À moins d’un an des municipales, le maire écologiste de Lyon, Grégory Doucet, lance ce lundi une tournée de réunions publiques censées présenter son bilan. Officiellement, il s’agirait d’un exercice de transparence démocratique. Officieusement, ses opposants y voient une opération de communication financée par les contribuables pour préparer sa campagne de 2026. Le coût de l’opération, estimé à plus de 228 000 euros selon la mairie (voire 700 000 euros selon Renaissance), alimente la polémique.
Chantiers, zones à 30 km/h et colère populaire
Lancée dans les neuf arrondissements de la ville, cette tournée est accompagnée de tracts « luxueux » et d’un questionnaire en ligne piloté par la plateforme municipale Oyé. Alors que la période légale de campagne n’est pas encore ouverte, les critiques se multiplient. Pour Thomas Rudigoz, député et chef de file de Renaissance à Lyon, il s’agit clairement d’une manœuvre électorale déguisée, qui bafoue les règles élémentaires de l’équité démocratique.
Dans une ville saturée de chantiers, de zones à trafic limité et de pistes cyclables prioritaires, le mécontentement gronde. Commerçants, automobilistes, riverains… ils sont de plus en plus nombreux à dénoncer une ville devenue invivable. La multiplication des mesures idéologiques, comme les 30 km/h généralisés ou la piétonnisation excessive, fait écho aux politiques impopulaires observées dans d’autres municipalités écologistes comme Grenoble ou Paris.

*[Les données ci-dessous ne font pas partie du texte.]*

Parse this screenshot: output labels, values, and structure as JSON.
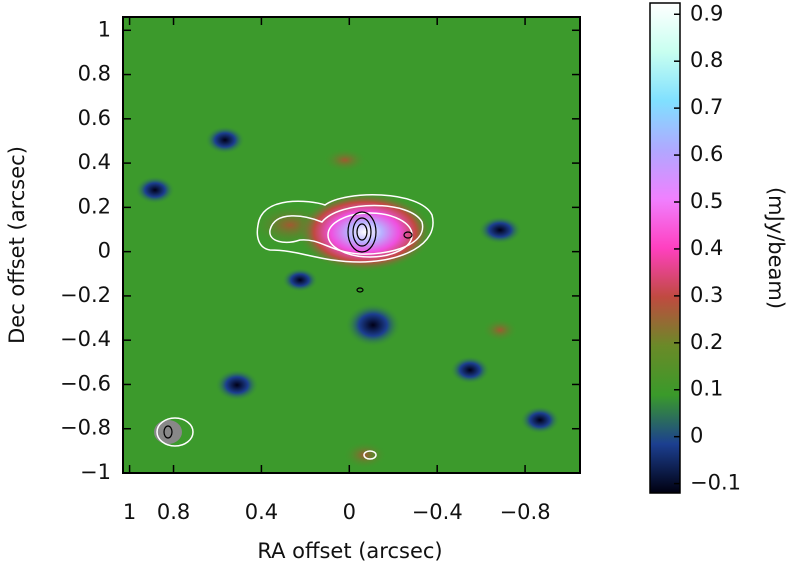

L’hostilité envers les automobilistes, l’insécurité persistante et la fragilité du commerce local viennent noircir encore un peu plus le bilan.

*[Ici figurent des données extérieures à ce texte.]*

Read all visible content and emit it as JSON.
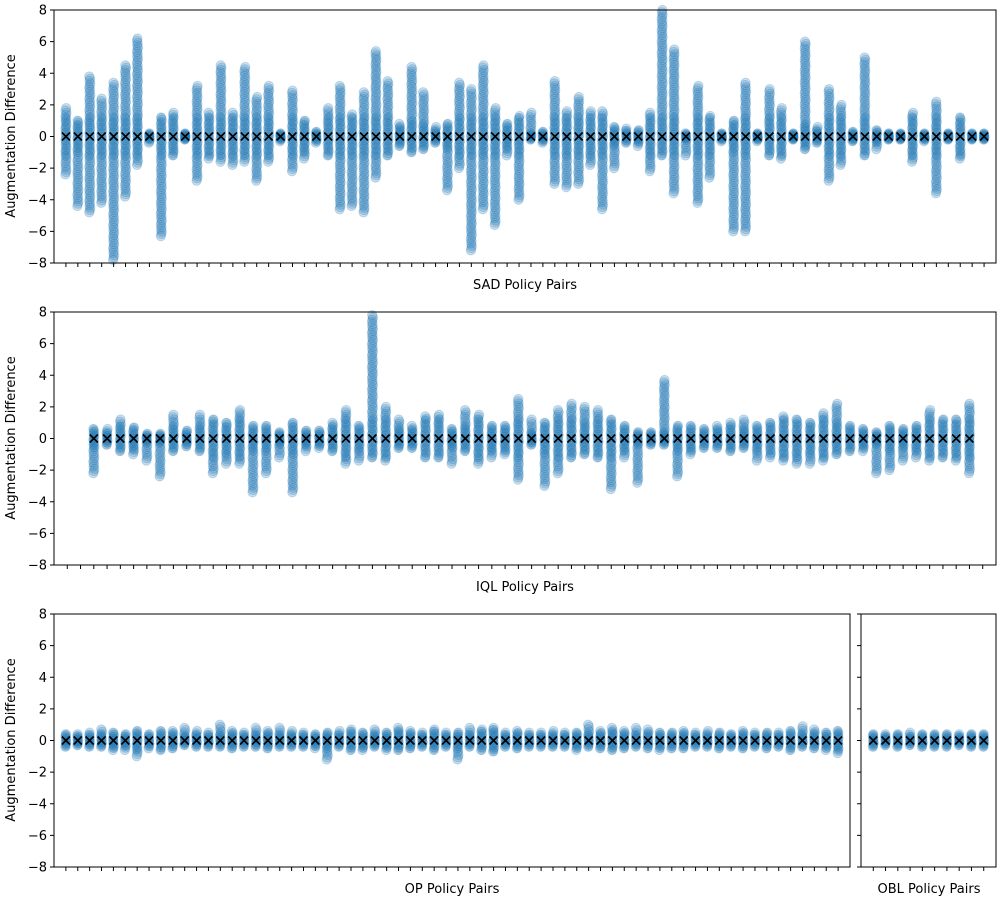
{
  "colors": {
    "points": "#1f77b4",
    "marker": "#000000",
    "frame": "#000000",
    "background": "#ffffff"
  },
  "chart_data": [
    {
      "id": "sad",
      "type": "scatter",
      "xlabel": "SAD Policy Pairs",
      "ylabel": "Augmentation Difference",
      "ylim": [
        -8,
        8
      ],
      "yticks": [
        "8",
        "6",
        "4",
        "2",
        "0",
        "−2",
        "−4",
        "−6",
        "−8"
      ],
      "x_start": 1,
      "x_count": 78,
      "x_max": 79,
      "ranges": [
        [
          -2.4,
          1.8
        ],
        [
          -4.4,
          1.0
        ],
        [
          -4.8,
          3.8
        ],
        [
          -4.2,
          2.4
        ],
        [
          -7.8,
          3.4
        ],
        [
          -3.8,
          4.5
        ],
        [
          -1.8,
          6.2
        ],
        [
          -0.4,
          0.2
        ],
        [
          -6.3,
          1.2
        ],
        [
          -1.2,
          1.5
        ],
        [
          -0.2,
          0.2
        ],
        [
          -2.8,
          3.2
        ],
        [
          -1.4,
          1.5
        ],
        [
          -1.6,
          4.5
        ],
        [
          -1.8,
          1.5
        ],
        [
          -1.6,
          4.4
        ],
        [
          -2.8,
          2.5
        ],
        [
          -1.6,
          3.2
        ],
        [
          -0.3,
          0.2
        ],
        [
          -2.2,
          2.9
        ],
        [
          -1.4,
          1.0
        ],
        [
          -0.4,
          0.3
        ],
        [
          -1.2,
          1.8
        ],
        [
          -4.6,
          3.2
        ],
        [
          -4.4,
          1.4
        ],
        [
          -4.8,
          2.8
        ],
        [
          -2.6,
          5.4
        ],
        [
          -1.2,
          3.5
        ],
        [
          -0.6,
          0.8
        ],
        [
          -1.0,
          4.4
        ],
        [
          -0.8,
          2.8
        ],
        [
          -0.4,
          0.6
        ],
        [
          -3.4,
          0.8
        ],
        [
          -2.0,
          3.4
        ],
        [
          -7.2,
          3.0
        ],
        [
          -4.6,
          4.5
        ],
        [
          -5.6,
          1.8
        ],
        [
          -1.2,
          0.8
        ],
        [
          -4.0,
          1.3
        ],
        [
          -0.2,
          1.5
        ],
        [
          -0.4,
          0.3
        ],
        [
          -3.0,
          3.5
        ],
        [
          -3.2,
          1.6
        ],
        [
          -3.0,
          2.5
        ],
        [
          -1.8,
          1.6
        ],
        [
          -4.6,
          1.6
        ],
        [
          -2.0,
          0.6
        ],
        [
          -0.4,
          0.5
        ],
        [
          -0.6,
          0.4
        ],
        [
          -2.2,
          1.5
        ],
        [
          -1.2,
          8.0
        ],
        [
          -3.6,
          5.5
        ],
        [
          -1.2,
          0.2
        ],
        [
          -4.2,
          3.2
        ],
        [
          -2.6,
          1.3
        ],
        [
          -0.3,
          0.2
        ],
        [
          -6.0,
          1.0
        ],
        [
          -6.0,
          3.4
        ],
        [
          -0.3,
          0.2
        ],
        [
          -1.2,
          3.0
        ],
        [
          -1.4,
          1.8
        ],
        [
          -0.2,
          0.2
        ],
        [
          -0.8,
          6.0
        ],
        [
          -0.4,
          0.6
        ],
        [
          -2.8,
          3.0
        ],
        [
          -1.8,
          2.0
        ],
        [
          -0.3,
          0.3
        ],
        [
          -1.2,
          5.0
        ],
        [
          -0.8,
          0.4
        ],
        [
          -0.2,
          0.2
        ],
        [
          -0.2,
          0.2
        ],
        [
          -1.6,
          1.5
        ],
        [
          -0.3,
          0.2
        ],
        [
          -3.6,
          2.2
        ],
        [
          -0.2,
          0.2
        ],
        [
          -1.4,
          1.2
        ],
        [
          -0.2,
          0.2
        ],
        [
          -0.2,
          0.2
        ]
      ]
    },
    {
      "id": "iql",
      "type": "scatter",
      "xlabel": "IQL Policy Pairs",
      "ylabel": "Augmentation Difference",
      "ylim": [
        -8,
        8
      ],
      "yticks": [
        "8",
        "6",
        "4",
        "2",
        "0",
        "−2",
        "−4",
        "−6",
        "−8"
      ],
      "x_start": 3,
      "x_count": 67,
      "x_max": 71,
      "ranges": [
        [
          -2.2,
          0.6
        ],
        [
          -0.4,
          0.6
        ],
        [
          -0.8,
          1.2
        ],
        [
          -1.0,
          0.7
        ],
        [
          -1.4,
          0.3
        ],
        [
          -2.4,
          0.3
        ],
        [
          -0.8,
          1.5
        ],
        [
          -0.5,
          0.5
        ],
        [
          -0.8,
          1.5
        ],
        [
          -2.2,
          1.2
        ],
        [
          -1.6,
          1.0
        ],
        [
          -1.6,
          1.8
        ],
        [
          -3.4,
          0.8
        ],
        [
          -2.2,
          0.8
        ],
        [
          -1.2,
          0.4
        ],
        [
          -3.4,
          1.0
        ],
        [
          -0.8,
          0.5
        ],
        [
          -0.6,
          0.5
        ],
        [
          -0.8,
          1.0
        ],
        [
          -1.6,
          1.8
        ],
        [
          -1.4,
          0.8
        ],
        [
          -1.2,
          7.8
        ],
        [
          -1.4,
          2.0
        ],
        [
          -0.6,
          1.2
        ],
        [
          -0.6,
          0.8
        ],
        [
          -1.2,
          1.4
        ],
        [
          -1.2,
          1.5
        ],
        [
          -1.6,
          0.6
        ],
        [
          -0.8,
          1.8
        ],
        [
          -1.6,
          1.5
        ],
        [
          -1.2,
          0.8
        ],
        [
          -1.0,
          0.8
        ],
        [
          -2.6,
          2.5
        ],
        [
          -0.4,
          1.2
        ],
        [
          -3.0,
          1.0
        ],
        [
          -2.2,
          1.8
        ],
        [
          -1.2,
          2.2
        ],
        [
          -1.0,
          2.0
        ],
        [
          -1.2,
          1.8
        ],
        [
          -3.2,
          1.2
        ],
        [
          -1.2,
          0.8
        ],
        [
          -2.8,
          0.4
        ],
        [
          -0.4,
          0.4
        ],
        [
          -0.4,
          3.7
        ],
        [
          -2.4,
          0.8
        ],
        [
          -1.0,
          0.8
        ],
        [
          -0.6,
          0.6
        ],
        [
          -0.6,
          0.8
        ],
        [
          -0.8,
          1.0
        ],
        [
          -0.6,
          1.2
        ],
        [
          -1.4,
          0.8
        ],
        [
          -1.2,
          1.0
        ],
        [
          -1.4,
          1.4
        ],
        [
          -1.6,
          1.2
        ],
        [
          -1.6,
          1.0
        ],
        [
          -1.4,
          1.6
        ],
        [
          -1.0,
          2.2
        ],
        [
          -0.8,
          0.8
        ],
        [
          -0.8,
          0.6
        ],
        [
          -2.2,
          0.4
        ],
        [
          -2.0,
          0.8
        ],
        [
          -1.4,
          0.6
        ],
        [
          -1.2,
          0.8
        ],
        [
          -1.4,
          1.8
        ],
        [
          -1.2,
          1.2
        ],
        [
          -1.4,
          1.2
        ],
        [
          -2.2,
          2.2
        ]
      ]
    },
    {
      "id": "op",
      "type": "scatter",
      "xlabel": "OP Policy Pairs",
      "ylabel": "Augmentation Difference",
      "ylim": [
        -8,
        8
      ],
      "yticks": [
        "8",
        "6",
        "4",
        "2",
        "0",
        "−2",
        "−4",
        "−6",
        "−8"
      ],
      "x_start": 1,
      "x_count": 66,
      "x_max": 67,
      "ranges": [
        [
          -0.4,
          0.4
        ],
        [
          -0.3,
          0.4
        ],
        [
          -0.4,
          0.5
        ],
        [
          -0.4,
          0.7
        ],
        [
          -0.6,
          0.5
        ],
        [
          -0.6,
          0.4
        ],
        [
          -1.0,
          0.6
        ],
        [
          -0.5,
          0.4
        ],
        [
          -0.6,
          0.6
        ],
        [
          -0.5,
          0.6
        ],
        [
          -0.3,
          0.8
        ],
        [
          -0.4,
          0.6
        ],
        [
          -0.4,
          0.5
        ],
        [
          -0.4,
          1.0
        ],
        [
          -0.5,
          0.6
        ],
        [
          -0.4,
          0.5
        ],
        [
          -0.4,
          0.8
        ],
        [
          -0.5,
          0.6
        ],
        [
          -0.4,
          0.8
        ],
        [
          -0.4,
          0.6
        ],
        [
          -0.4,
          0.5
        ],
        [
          -0.5,
          0.4
        ],
        [
          -1.2,
          0.5
        ],
        [
          -0.4,
          0.6
        ],
        [
          -0.6,
          0.7
        ],
        [
          -0.6,
          0.5
        ],
        [
          -0.4,
          0.7
        ],
        [
          -0.6,
          0.5
        ],
        [
          -0.6,
          0.8
        ],
        [
          -0.5,
          0.6
        ],
        [
          -0.4,
          0.5
        ],
        [
          -0.6,
          0.7
        ],
        [
          -0.4,
          0.5
        ],
        [
          -1.2,
          0.5
        ],
        [
          -0.4,
          0.8
        ],
        [
          -0.6,
          0.7
        ],
        [
          -0.7,
          0.8
        ],
        [
          -0.4,
          0.5
        ],
        [
          -0.5,
          0.6
        ],
        [
          -0.4,
          0.5
        ],
        [
          -0.4,
          0.5
        ],
        [
          -0.4,
          0.6
        ],
        [
          -0.4,
          0.5
        ],
        [
          -0.6,
          0.5
        ],
        [
          -0.4,
          1.0
        ],
        [
          -0.5,
          0.6
        ],
        [
          -0.6,
          0.8
        ],
        [
          -0.5,
          0.6
        ],
        [
          -0.4,
          0.8
        ],
        [
          -0.5,
          0.7
        ],
        [
          -0.6,
          0.5
        ],
        [
          -0.5,
          0.5
        ],
        [
          -0.5,
          0.6
        ],
        [
          -0.4,
          0.5
        ],
        [
          -0.4,
          0.6
        ],
        [
          -0.5,
          0.5
        ],
        [
          -0.4,
          0.4
        ],
        [
          -0.5,
          0.6
        ],
        [
          -0.4,
          0.5
        ],
        [
          -0.5,
          0.5
        ],
        [
          -0.4,
          0.5
        ],
        [
          -0.6,
          0.6
        ],
        [
          -0.4,
          0.9
        ],
        [
          -0.5,
          0.7
        ],
        [
          -0.6,
          0.5
        ],
        [
          -0.8,
          0.6
        ]
      ]
    },
    {
      "id": "obl",
      "type": "scatter",
      "xlabel": "OBL Policy Pairs",
      "ylabel": "",
      "ylim": [
        -8,
        8
      ],
      "yticks": [],
      "x_start": 1,
      "x_count": 10,
      "x_max": 11,
      "ranges": [
        [
          -0.4,
          0.4
        ],
        [
          -0.3,
          0.4
        ],
        [
          -0.4,
          0.4
        ],
        [
          -0.3,
          0.5
        ],
        [
          -0.4,
          0.4
        ],
        [
          -0.4,
          0.4
        ],
        [
          -0.4,
          0.4
        ],
        [
          -0.3,
          0.4
        ],
        [
          -0.4,
          0.4
        ],
        [
          -0.4,
          0.4
        ]
      ]
    }
  ]
}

Grégory Doucet tente pourtant de justifier ses choix en mettant en avant une baisse de la pollution, la création d’espaces verts ou une prétendue réduction des accidents. Mais ses affirmations peinent à convaincre face à la colère montante sur le terrain. Et l’affaire des 24 agents municipaux soupçonnés d’avoir été employés à des fins politiques, pour laquelle le maire a été placé en garde à vue fin avril, jette une ombre supplémentaire sur sa légitimité.
Pour ne rien arranger, la candidature possible de Jean-Michel Aulas, soutenu par une large partie de la droite lyonnaise et de la macronie, pourrait rebattre les cartes. D’après les derniers sondages, l’ex-patron de l’OL talonnerait Doucet, voire le dépasserait dans certaines configurations. Ce qui laisse entrevoir une campagne bien plus périlleuse que prévue pour les Verts lyonnais.